California officials are currently considering whether to offer state funding for UCSD’s summer session in order to provide more student services, according to UC Office of the President spokeswoman Ravi Poorsina.

“In 2001, UCLA, UC Santa Barbara and Berkeley started phasing in state funds,” Poorsina said. “In 2002, Davis started and by 2006, if everything goes well, all campuses will receive state funding for summer sessions.”

Currently, UCSD’s summer instruction is offered as an independent session without the state funding that the university receives for the fall, winter and spring quarters. However, in the coming week, the UC Office of the President will offer its proposed budget to the UC Board of Regents, which includes state funding for summer sessions at all remaining campuses, according to Poorsina.

In response to these discussions on the state level, UCSD Director of Summer Sessions Becky Arce has begun meeting with Office of Academic Affairs members.

Among the items being discussed are the types of courses and number of services that would be offered by the university. According to Arce, state funding would not take the decision-making power out of UCSD’s hands.

“The how, when and where — it’s all going to be done at the campus level,” Arce said.

In its meeting on Nov. 3, the A.S. Council discussed the possibility of receiving state funding and debated what services the council should provide to students attending summer sessions. At the meeting, A.S. President Jenn Pae said that the arrival of state funding made it a possibility for UCSD to combine its summer sessions into a traditional 10-week quarter. Though the university has not discussed this possibility, according to Arce, the councilmembers weighed in on the option.

“State funding would be more advantageous to the students because with state funding comes better services,” Song said. “But I haven’t decided yet on the 10-week quarter.”
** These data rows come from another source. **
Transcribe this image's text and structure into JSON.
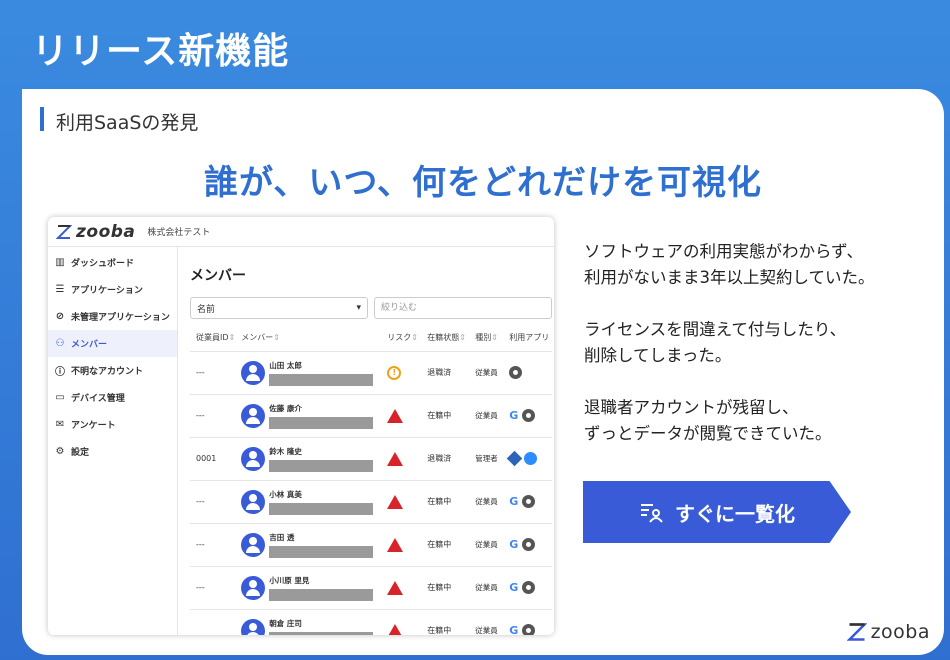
{
  "slide": {
    "title": "リリース新機能",
    "section": "利用SaaSの発見",
    "headline": "誰が、いつ、何をどれだけを可視化"
  },
  "app": {
    "logo": "zooba",
    "company": "株式会社テスト",
    "sidebar": [
      {
        "label": "ダッシュボード",
        "icon": "chart-icon",
        "active": false
      },
      {
        "label": "アプリケーション",
        "icon": "list-icon",
        "active": false
      },
      {
        "label": "未管理アプリケーション",
        "icon": "eye-off-icon",
        "active": false
      },
      {
        "label": "メンバー",
        "icon": "users-icon",
        "active": true
      },
      {
        "label": "不明なアカウント",
        "icon": "alert-circle-icon",
        "active": false
      },
      {
        "label": "デバイス管理",
        "icon": "device-icon",
        "active": false
      },
      {
        "label": "アンケート",
        "icon": "mail-icon",
        "active": false
      },
      {
        "label": "設定",
        "icon": "gear-icon",
        "active": false
      }
    ],
    "page_title": "メンバー",
    "filter_select": "名前",
    "search_placeholder": "絞り込む",
    "columns": [
      "従業員ID",
      "メンバー",
      "リスク",
      "在籍状態",
      "種別",
      "利用アプリ"
    ],
    "rows": [
      {
        "id": "---",
        "name": "山田 太郎",
        "risk": "warning",
        "status": "退職済",
        "type": "従業員",
        "apps": [
          "gear"
        ]
      },
      {
        "id": "---",
        "name": "佐藤 康介",
        "risk": "danger",
        "status": "在籍中",
        "type": "従業員",
        "apps": [
          "google",
          "gear"
        ]
      },
      {
        "id": "0001",
        "name": "鈴木 隆史",
        "risk": "danger",
        "status": "退職済",
        "type": "管理者",
        "apps": [
          "diamond",
          "zoom"
        ]
      },
      {
        "id": "---",
        "name": "小林 真美",
        "risk": "danger",
        "status": "在籍中",
        "type": "従業員",
        "apps": [
          "google",
          "gear"
        ]
      },
      {
        "id": "---",
        "name": "吉田 透",
        "risk": "danger",
        "status": "在籍中",
        "type": "従業員",
        "apps": [
          "google",
          "gear"
        ]
      },
      {
        "id": "---",
        "name": "小川原 里見",
        "risk": "danger",
        "status": "在籍中",
        "type": "従業員",
        "apps": [
          "google",
          "gear"
        ]
      },
      {
        "id": "",
        "name": "朝倉 庄司",
        "risk": "danger",
        "status": "在籍中",
        "type": "従業員",
        "apps": [
          "google",
          "gear"
        ]
      }
    ]
  },
  "desc": {
    "p1": [
      "ソフトウェアの利用実態がわからず、",
      "利用がないまま3年以上契約していた。"
    ],
    "p2": [
      "ライセンスを間違えて付与したり、",
      "削除してしまった。"
    ],
    "p3": [
      "退職者アカウントが残留し、",
      "ずっとデータが閲覧できていた。"
    ]
  },
  "cta_label": "すぐに一覧化",
  "footer_logo": "zooba",
  "colors": {
    "primary": "#3a5bd8",
    "accent": "#2f6fd0"
  }
}
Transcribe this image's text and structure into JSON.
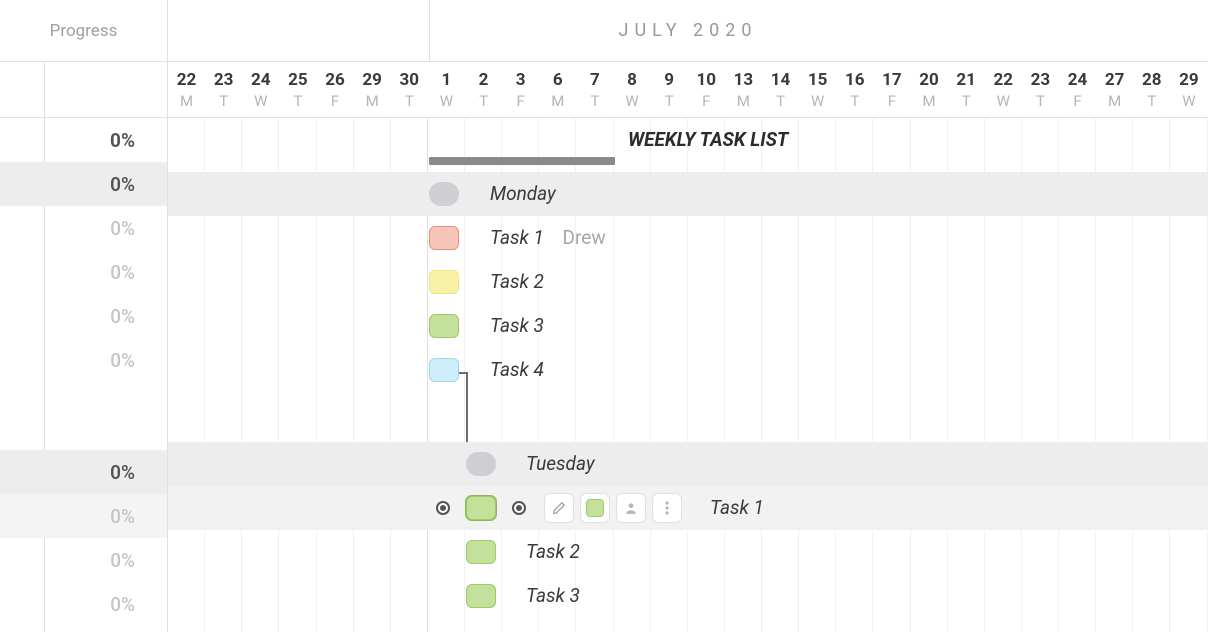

With state funding, university services, including the university shuttles, would be provided during the summer, according to Arce. Additionally, most members of the council said that Associated Students should provide some academic services, such as A.S. Lecture Notes. Some, including A.S. Vice President External Rigo Marquez, also approved of offering programming events like concerts.

In order to pay for these services, a majority of the council informally agreed that a student activity fee should be collected from summer quarter students, though no vote was taken. A $21 student activity fee is currently collected from every registered student every quarter excluding summer.

“I think services such as A.S. Lecture Notes should be open, and we need to charge for them,” John Muir College Junior Senator Neil Spears said. “But because we cannot provide the same level of programming.”

Other members, however, said they thought that programming was not needed during the summer session. In the Nov. 3 meeting, Revelle College Junior Senator Kelly Vasant said that the summer session was not lacking in programming because programming mostly affects students living on campus. During the summer sessions, on-campus housing available to students is limited because the university rents much of it to camps and other unaffiliated groups.